Many of the plans in Over-the-Rhine are still waiting for word on whether they will be awarded key sources of funding including state and federal tax credits, said Adam Gelter, 3CDC’s vice president of development.

“It’s at least a three to five-year timeline to do all of this, and that’s an aggressive timeline,” Gelter said. “You can build a 300-unit new building at The Banks in a year, but when you get into scattered sites that have lots of restrictions you can only move so fast.”

Where the Money is Coming From

Cranley’s budget plan calls for up to $35 million to be invested into a series of neighborhood projects that he's been unveiling this week. On Monday, he outlined plans for $10 million in projects and investment in College Hill, Westwood and West Price Hill.Another $5.2 million would go toward remaking the Avondale Towne Center and luring redevelopment work to Roselawn and Bond Hill under efforts announced Tuesday. On Wednesday, a proposal to spend more than $11 million on the proposedWasson Way bike trail and $4 million in Madisonvillewere detailed.

Money for the projects, Cranley told WCPO, is coming from two main sources: Money recovered from the sale of land part of the Blue Ash Airport and newly awarded tax credits.

Here’s a breakdown:

$25 million: Nearly a decade ago, the city Cincinnati sold 130 acres of land at Blue Ash Airport to the city of Blue Ash for roughly $37 million. At the time, city leaders said those dollars were to be used for neighborhood projects. However, the money was used instead to invest in the streetcar.

“That wasn’t smart,” Cranley said. “ I wasn’t for the streetcar, but the reason that wasn’t smart was because it tied up money that has flexibility other sources don’t have.”

For example, municipalities can’t use tax dollars to invest in private projects, but proceeds from land sales can be used.

Last year, when the city refinanced the streetcar debt at a lower interest rate — it not only saved the city money but it also freed up $25 million — money that Cranley said should be used for its original purpose: “Investing in our neighborhood.”

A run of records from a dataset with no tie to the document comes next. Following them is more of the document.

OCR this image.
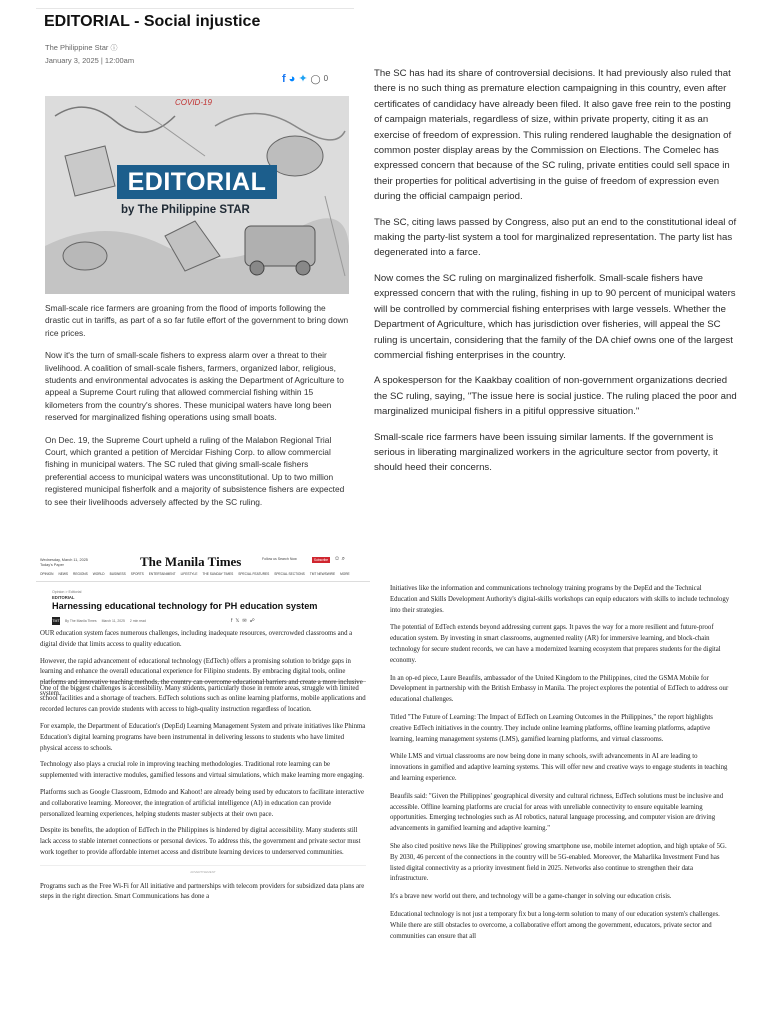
EDITORIAL - Social injustice
The Philippine Star ⓘ
January 3, 2025 | 12:00am
f ◕ ✦ ◯ 0
COVID-19
EDITORIAL
by The Philippine STAR

Small-scale rice farmers are groaning from the flood of imports following the drastic cut in tariffs, as part of a so far futile effort of the government to bring down rice prices.

Now it's the turn of small-scale fishers to express alarm over a threat to their livelihood. A coalition of small-scale fishers, farmers, organized labor, religious, students and environmental advocates is asking the Department of Agriculture to appeal a Supreme Court ruling that allowed commercial fishing within 15 kilometers from the country's shores. These municipal waters have long been reserved for marginalized fishing operations using small boats.

On Dec. 19, the Supreme Court upheld a ruling of the Malabon Regional Trial Court, which granted a petition of Mercidar Fishing Corp. to allow commercial fishing in municipal waters. The SC ruled that giving small-scale fishers preferential access to municipal waters was unconstitutional. Up to two million registered municipal fisherfolk and a majority of subsistence fishers are expected to see their livelihoods adversely affected by the SC ruling.

The SC has had its share of controversial decisions. It had previously also ruled that there is no such thing as premature election campaigning in this country, even after certificates of candidacy have already been filed. It also gave free rein to the posting of campaign materials, regardless of size, within private property, citing it as an exercise of freedom of expression. This ruling rendered laughable the designation of common poster display areas by the Commission on Elections. The Comelec has expressed concern that because of the SC ruling, private entities could sell space in their properties for political advertising in the guise of freedom of expression even during the official campaign period.

The SC, citing laws passed by Congress, also put an end to the constitutional ideal of making the party-list system a tool for marginalized representation. The party list has degenerated into a farce.

Now comes the SC ruling on marginalized fisherfolk. Small-scale fishers have expressed concern that with the ruling, fishing in up to 90 percent of municipal waters will be controlled by commercial fishing enterprises with large vessels. Whether the Department of Agriculture, which has jurisdiction over fisheries, will appeal the SC ruling is uncertain, considering that the family of the DA chief owns one of the largest commercial fishing enterprises in the country.

A spokesperson for the Kaakbay coalition of non-government organizations decried the SC ruling, saying, "The issue here is social justice. The ruling placed the poor and marginalized municipal fishers in a pitiful oppressive situation."

Small-scale rice farmers have been issuing similar laments. If the government is serious in liberating marginalized workers in the agriculture sector from poverty, it should heed their concerns.

Wednesday, March 11, 2025
Today's Paper	The Manila Times	Follow us Search Now	Subscribe ☺ ⌕
OPINION NEWS REGIONS WORLD BUSINESS SPORTS ENTERTAINMENT LIFESTYLE THE SUNDAY TIMES SPECIAL FEATURES SPECIAL SECTIONS TMT NEWSWIRE MORE
Opinion > Editorial
EDITORIAL
Harnessing educational technology for PH education system
TMT By The Manila Times March 11, 2025 2 min read	f 𝕏 ✉ ☍

OUR education system faces numerous challenges, including inadequate resources, overcrowded classrooms and a digital divide that limits access to quality education.

However, the rapid advancement of educational technology (EdTech) offers a promising solution to bridge gaps in learning and enhance the overall educational experience for Filipino students. By embracing digital tools, online platforms and innovative teaching methods, the country can overcome educational barriers and create a more inclusive system.

One of the biggest challenges is accessibility. Many students, particularly those in remote areas, struggle with limited school facilities and a shortage of teachers. EdTech solutions such as online learning platforms, mobile applications and recorded lectures can provide students with access to high-quality instruction regardless of location.

For example, the Department of Education's (DepEd) Learning Management System and private initiatives like Phinma Education's digital learning programs have been instrumental in delivering lessons to students who have limited physical access to schools.

Technology also plays a crucial role in improving teaching methodologies. Traditional rote learning can be supplemented with interactive modules, gamified lessons and virtual simulations, which make learning more engaging.

Platforms such as Google Classroom, Edmodo and Kahoot! are already being used by educators to facilitate interactive and collaborative learning. Moreover, the integration of artificial intelligence (AI) in education can provide personalized learning experiences, helping students master subjects at their own pace.

Despite its benefits, the adoption of EdTech in the Philippines is hindered by digital accessibility. Many students still lack access to stable internet connections or personal devices. To address this, the government and private sector must work together to provide affordable internet access and distribute learning devices to underserved communities.

ADVERTISEMENT

Programs such as the Free Wi-Fi for All initiative and partnerships with telecom providers for subsidized data plans are steps in the right direction. Smart Communications has done a

Initiatives like the information and communications technology training programs by the DepEd and the Technical Education and Skills Development Authority's digital-skills workshops can equip educators with skills to include technology into their strategies.

The potential of EdTech extends beyond addressing current gaps. It paves the way for a more resilient and future-proof education system. By investing in smart classrooms, augmented reality (AR) for immersive learning, and block-chain technology for secure student records, we can have a modernized learning ecosystem that prepares students for the digital economy.

In an op-ed piece, Laure Beaufils, ambassador of the United Kingdom to the Philippines, cited the GSMA Mobile for Development in partnership with the British Embassy in Manila. The project explores the potential of EdTech to address our educational challenges.

Titled "The Future of Learning: The Impact of EdTech on Learning Outcomes in the Philippines," the report highlights creative EdTech initiatives in the country. They include online learning platforms, offline learning platforms, adaptive learning, learning management systems (LMS), gamified learning platforms, and virtual classrooms.

While LMS and virtual classrooms are now being done in many schools, swift advancements in AI are leading to innovations in gamified and adaptive learning systems. This will offer new and creative ways to engage students in teaching and learning experience.

Beaufils said: "Given the Philippines' geographical diversity and cultural richness, EdTech solutions must be inclusive and accessible. Offline learning platforms are crucial for areas with unreliable connectivity to ensure equitable learning opportunities. Emerging technologies such as AI robotics, natural language processing, and computer vision are driving advancements in gamified learning and adaptive learning."

She also cited positive news like the Philippines' growing smartphone use, mobile internet adoption, and high uptake of 5G. By 2030, 46 percent of the connections in the country will be 5G-enabled. Moreover, the Maharlika Investment Fund has listed digital connectivity as a priority investment field in 2025. Networks also continue to strengthen their data infrastructure.

It's a brave new world out there, and technology will be a game-changer in solving our education crisis.

Educational technology is not just a temporary fix but a long-term solution to many of our education system's challenges. While there are still obstacles to overcome, a collaborative effort among the government, educators, private sector and communities can ensure that all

$10 million: Norfolk Southern is splitting tax credits they were awarded from the federal government for railway maintenance - yielding $10 million for the city. The two groups applied for the tax credits jointly. The rail company leases the city-owned line that runs to Chattanooga, Tennessee, and it owns the unused rail line poised to become the Wasson Way bike trail. “It’s totally unexpected, and fortuitous” said Cranley of the tax credit award which has landed just as the city looks to buy the unused rail line from Norfolk.

What to Expect Next

By Friday, Cranley says he expects present his full budget proposal to city council. For now, he said, he believes he has the backing from council to move the plan forward.

“I won’t speak for any council members, but I feel confident majority of them support these projects,” he said.
Last week, Cincinnati City Manager Harry Black delivered his $1.1 billion budget plan to council.